The Islamic State's English-language reach on Twitter has stalled in recent months amid a stepped-up crackdown against the extremist group's army of digital proselytizers, according to a study being released on Thursday, February 18, Reuters said.

Suspensions of English-speaking users affiliated with Islamic State from June to October 2015 have limited the group's growth and in some cases devastated the viral reach of specific users, according to the report from George Washington University’s Program on Extremism, which analyzed a list of accounts promoted by the militant group.

The report found that easily discoverable English accounts sympathetic to Islamic State was usually under 1,000, and that those users’ activity was mostly insular, limited to interacting with each other. Islamic State has seized control of wide swaths of Iraq and Syria and claimed credit for attacks in Paris in November that killed 130. The U.S. and other governments consider it a terrorist organization.

Twitter Inc has long been criticized by government officials for its relatively lax approach to policing content, even as other Silicon Valley companies like Facebook Inc began to more actively police their platforms.

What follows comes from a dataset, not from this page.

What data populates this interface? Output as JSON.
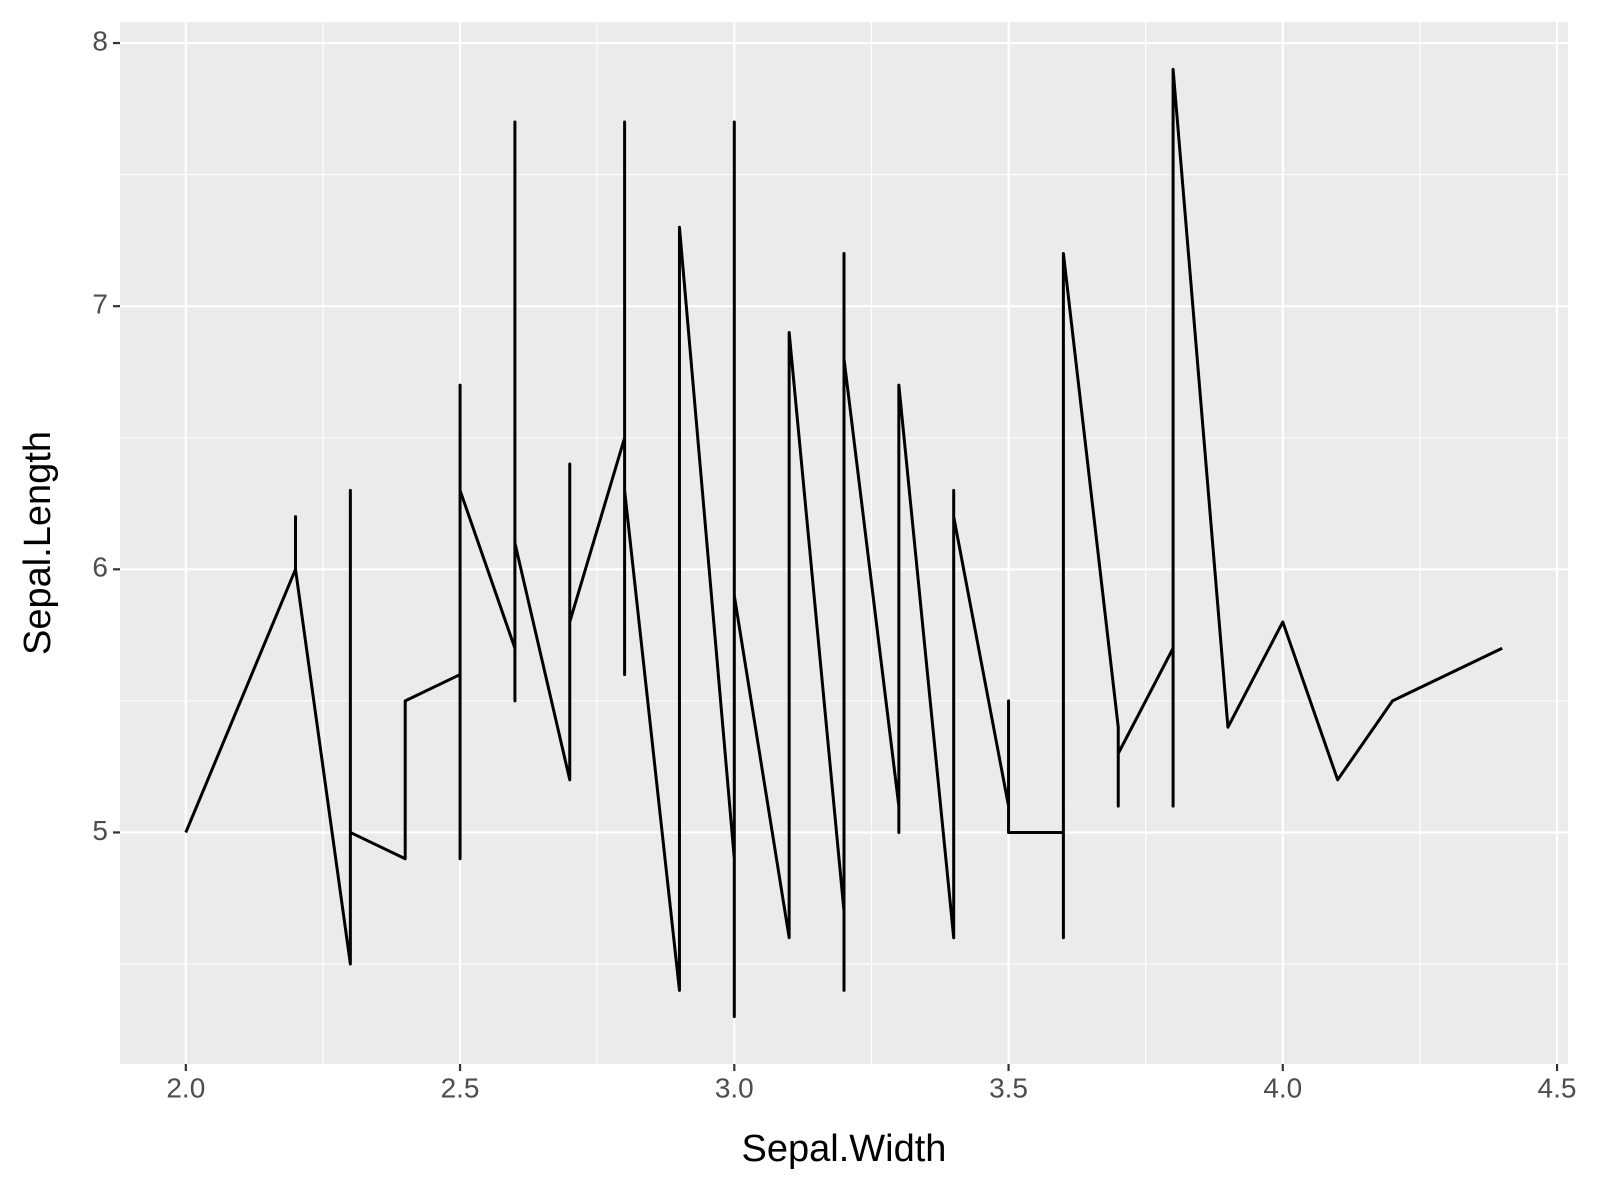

Under intensified pressure from the White House, presidential candidates and some civil society groups, Twitter announced earlier this month it had shut down more than 125,000 terrorism-related accounts since the middle of 2015, most of them linked to the Islamic State group.

J.M. Berger, a co-author of the report, said Twitter is still less active than many of its rivals but that part of that is due to its relative youth as a company.

“Each company has been dragged into this kicking and screaming,” he said in an interview, according to Reuters.